İnsan-ı Kamil – 30. Bölüm (Kıdem)

İnsan-ı Kamil                                 Abdûlkerîm Ceylî

                
Bu eserden beklenen odur ki;
Salik için , en yüce refikîne ileten ola..
Ama, ince, düşünceli, nazik, kibar arkadaş gibi..

 

 30. BÖLÜM

K I D E M


KIDEM: Zata bağlı bir gerekli olma hükmünden ibarettir..

Zata bağlı ve gerekli olma hükmü ise: Hak için kadim ismini izhar eder manadır..

Yukarıda özet olarak, anlatılan manayı şu yoldan daha iyi kavrayabiliriz..Şöyleki:

Bir kimsenin varlık hükmü, zatına gerekli olursa.. onun geçmişinde bir yokluk olmaz..

Bir kimsenin ki, geçmişinde yokluk olmamıştır;onun kadim olması lâzım gelir..

Evet.. durum, hükmen böyledir.. Yüce Allah’ın durumu da budur..

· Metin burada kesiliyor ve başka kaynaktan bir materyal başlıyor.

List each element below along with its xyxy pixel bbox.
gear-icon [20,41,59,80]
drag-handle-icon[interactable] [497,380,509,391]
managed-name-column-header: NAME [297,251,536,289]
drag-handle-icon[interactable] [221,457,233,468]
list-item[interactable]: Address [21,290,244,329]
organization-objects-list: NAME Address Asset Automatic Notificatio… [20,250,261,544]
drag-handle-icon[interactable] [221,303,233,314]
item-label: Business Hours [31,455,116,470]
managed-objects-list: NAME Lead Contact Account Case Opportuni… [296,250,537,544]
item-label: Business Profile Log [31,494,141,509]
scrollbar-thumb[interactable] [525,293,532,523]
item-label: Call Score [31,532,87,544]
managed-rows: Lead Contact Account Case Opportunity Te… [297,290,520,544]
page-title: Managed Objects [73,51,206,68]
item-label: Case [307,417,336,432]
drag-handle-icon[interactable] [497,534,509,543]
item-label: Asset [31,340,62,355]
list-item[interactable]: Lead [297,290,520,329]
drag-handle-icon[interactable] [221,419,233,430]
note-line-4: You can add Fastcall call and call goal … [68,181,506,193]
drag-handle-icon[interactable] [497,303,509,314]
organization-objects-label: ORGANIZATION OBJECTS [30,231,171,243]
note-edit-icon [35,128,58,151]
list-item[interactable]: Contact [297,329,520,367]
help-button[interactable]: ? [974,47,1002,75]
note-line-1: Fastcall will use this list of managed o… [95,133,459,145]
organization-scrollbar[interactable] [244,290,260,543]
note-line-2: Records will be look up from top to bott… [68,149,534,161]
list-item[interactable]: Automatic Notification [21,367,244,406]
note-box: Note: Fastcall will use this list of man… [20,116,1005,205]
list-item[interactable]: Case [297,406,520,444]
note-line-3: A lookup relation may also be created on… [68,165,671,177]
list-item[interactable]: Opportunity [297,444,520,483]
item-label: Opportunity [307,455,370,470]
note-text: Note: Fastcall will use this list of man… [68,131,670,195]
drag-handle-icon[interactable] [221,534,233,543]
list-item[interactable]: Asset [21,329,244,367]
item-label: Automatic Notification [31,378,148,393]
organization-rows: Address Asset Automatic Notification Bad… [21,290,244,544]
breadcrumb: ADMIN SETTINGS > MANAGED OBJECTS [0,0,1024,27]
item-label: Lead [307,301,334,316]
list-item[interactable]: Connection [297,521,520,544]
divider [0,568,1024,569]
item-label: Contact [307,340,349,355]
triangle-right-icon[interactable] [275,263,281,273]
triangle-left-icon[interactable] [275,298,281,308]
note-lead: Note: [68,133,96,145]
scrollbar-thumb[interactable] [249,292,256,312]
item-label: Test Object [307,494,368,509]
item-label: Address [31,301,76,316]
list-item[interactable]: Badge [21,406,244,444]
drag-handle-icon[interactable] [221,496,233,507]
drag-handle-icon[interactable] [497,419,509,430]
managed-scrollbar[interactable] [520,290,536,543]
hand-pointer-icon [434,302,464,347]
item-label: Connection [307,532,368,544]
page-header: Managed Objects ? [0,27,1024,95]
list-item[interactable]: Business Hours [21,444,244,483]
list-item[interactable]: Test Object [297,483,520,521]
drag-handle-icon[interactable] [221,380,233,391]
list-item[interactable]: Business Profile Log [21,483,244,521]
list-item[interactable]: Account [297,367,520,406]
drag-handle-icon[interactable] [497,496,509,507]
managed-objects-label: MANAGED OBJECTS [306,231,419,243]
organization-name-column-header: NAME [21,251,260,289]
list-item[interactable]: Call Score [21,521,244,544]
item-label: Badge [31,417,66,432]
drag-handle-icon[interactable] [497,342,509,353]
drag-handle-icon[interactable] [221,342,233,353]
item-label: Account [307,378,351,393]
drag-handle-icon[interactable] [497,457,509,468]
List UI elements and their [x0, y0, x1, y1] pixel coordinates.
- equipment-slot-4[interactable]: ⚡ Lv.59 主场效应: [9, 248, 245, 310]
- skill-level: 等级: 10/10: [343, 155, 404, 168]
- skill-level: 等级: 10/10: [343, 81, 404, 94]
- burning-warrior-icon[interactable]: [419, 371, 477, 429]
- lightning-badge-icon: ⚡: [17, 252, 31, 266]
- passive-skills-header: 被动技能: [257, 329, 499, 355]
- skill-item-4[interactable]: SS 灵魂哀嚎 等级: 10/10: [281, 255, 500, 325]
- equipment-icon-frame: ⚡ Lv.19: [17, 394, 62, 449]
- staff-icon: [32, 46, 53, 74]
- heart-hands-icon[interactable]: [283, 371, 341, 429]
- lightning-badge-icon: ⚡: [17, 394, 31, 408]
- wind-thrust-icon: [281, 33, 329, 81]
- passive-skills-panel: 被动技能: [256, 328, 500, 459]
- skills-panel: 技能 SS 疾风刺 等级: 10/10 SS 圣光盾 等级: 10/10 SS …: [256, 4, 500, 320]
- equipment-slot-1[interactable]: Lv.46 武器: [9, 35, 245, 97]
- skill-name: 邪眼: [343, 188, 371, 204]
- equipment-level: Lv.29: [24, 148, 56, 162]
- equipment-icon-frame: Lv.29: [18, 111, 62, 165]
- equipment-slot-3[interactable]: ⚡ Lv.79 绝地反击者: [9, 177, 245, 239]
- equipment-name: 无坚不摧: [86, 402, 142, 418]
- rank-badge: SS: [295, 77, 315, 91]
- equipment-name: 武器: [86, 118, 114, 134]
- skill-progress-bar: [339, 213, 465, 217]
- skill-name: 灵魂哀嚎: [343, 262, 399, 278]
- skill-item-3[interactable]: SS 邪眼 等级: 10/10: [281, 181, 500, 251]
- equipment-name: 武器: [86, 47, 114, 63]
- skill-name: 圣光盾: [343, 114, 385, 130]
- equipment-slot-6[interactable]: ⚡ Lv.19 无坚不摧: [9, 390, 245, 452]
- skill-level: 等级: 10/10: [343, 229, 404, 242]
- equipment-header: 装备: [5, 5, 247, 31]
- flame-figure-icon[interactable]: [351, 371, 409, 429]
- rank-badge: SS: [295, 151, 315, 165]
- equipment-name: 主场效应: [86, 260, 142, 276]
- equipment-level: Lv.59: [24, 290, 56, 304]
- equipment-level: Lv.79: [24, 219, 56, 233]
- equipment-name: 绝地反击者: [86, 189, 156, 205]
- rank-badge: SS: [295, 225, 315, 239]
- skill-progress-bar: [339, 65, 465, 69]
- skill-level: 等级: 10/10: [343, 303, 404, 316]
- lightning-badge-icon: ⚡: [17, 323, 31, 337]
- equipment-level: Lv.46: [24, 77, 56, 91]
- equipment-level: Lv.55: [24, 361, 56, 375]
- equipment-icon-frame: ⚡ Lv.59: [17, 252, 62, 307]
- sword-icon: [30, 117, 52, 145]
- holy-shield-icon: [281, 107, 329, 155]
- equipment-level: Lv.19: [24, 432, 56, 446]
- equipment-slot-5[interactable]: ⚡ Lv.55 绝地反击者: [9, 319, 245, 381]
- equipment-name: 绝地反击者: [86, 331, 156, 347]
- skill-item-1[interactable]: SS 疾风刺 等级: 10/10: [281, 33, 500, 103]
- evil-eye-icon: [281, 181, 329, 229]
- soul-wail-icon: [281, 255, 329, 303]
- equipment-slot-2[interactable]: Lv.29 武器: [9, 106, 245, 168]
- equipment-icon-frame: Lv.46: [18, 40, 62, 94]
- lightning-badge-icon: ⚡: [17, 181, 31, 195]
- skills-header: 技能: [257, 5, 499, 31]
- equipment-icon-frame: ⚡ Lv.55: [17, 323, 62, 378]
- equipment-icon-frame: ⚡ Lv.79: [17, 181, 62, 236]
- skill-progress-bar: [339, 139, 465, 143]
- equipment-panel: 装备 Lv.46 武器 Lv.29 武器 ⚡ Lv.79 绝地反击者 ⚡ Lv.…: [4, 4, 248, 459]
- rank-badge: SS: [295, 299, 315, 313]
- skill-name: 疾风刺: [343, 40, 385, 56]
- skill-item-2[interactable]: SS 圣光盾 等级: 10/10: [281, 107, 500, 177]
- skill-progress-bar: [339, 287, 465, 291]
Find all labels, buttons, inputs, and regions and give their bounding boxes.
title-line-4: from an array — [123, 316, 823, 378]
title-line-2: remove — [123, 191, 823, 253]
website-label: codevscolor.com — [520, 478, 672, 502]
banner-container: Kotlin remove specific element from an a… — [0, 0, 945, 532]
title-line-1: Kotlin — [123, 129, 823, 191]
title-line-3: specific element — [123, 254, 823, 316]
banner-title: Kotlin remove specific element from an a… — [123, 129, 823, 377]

Yoksa o: Başka manada alınan KIDEM durumundan yana yücedir..

Kaldı ki: Başka manada alınacak KIDEM, kendisi ile isim alan üzerine
uzayan zaman aşımından ibarettir..

Halbuki yüce Hak, böyle bir halden yana yüceliğe sahiptir….

Ve yüce Hakkın KIDEM’i, zata bağlı, vacib varlığına lâzım hükümdür..

Yoksa.. sübhan olan yüce Hak ile halkı arasında bir zaman yoktur..
Derlenen bir vakit de yoktur..

Durum özet olarak şudur: Yüce Allah’ın varlık hükmü, mahlukatın
varlığından öncedir..

–  K I D E M..

İsmini de bu durumu ile almıştır..

Mahlukun yeniliği, kendisini icad edecek bir mucide ihtiyacı dolayısı ile,
Hakka karşı düşkünlüğü ona:

–  H ü d u s..

İsmini doğurmuştur..

Bu hüdus için, ikinci mana olsa dahi o:

–  Anılmayan bir şey iken, vücudunun meydana gelmesi.. zuhuru..

Şeklinde olabilir..

Mahluk her ne kadar Allah’ın ilminde mevcud ise de, bu varlığında dahi, muhdestir..
Çünkü, kendisini yaratacak bir yaratıcıya ihtiyacı vardır..

İşbu sebeple mahluka:

–  K a d i m..

İsmini vermek sağlam bir iş olmaz..

Her ne kadar o: İlm-i ilâhide var idiyse de; yani; Meydana çıkmadan önce..
onun hükmü: Başkasının varlığı ile var olmaktır..

Böyle olunca: Onun varlık düzeni, Hakkın varlığı üzerine yapılmıştır..

İşte.. hüdusun manası budur..

Ancak, anlatılan mana nazara alınınca ve bu mana yönünden bakılınca:
İlm-i ilâhideki ayan-i sabite dahi muhdestir; kadim değildir..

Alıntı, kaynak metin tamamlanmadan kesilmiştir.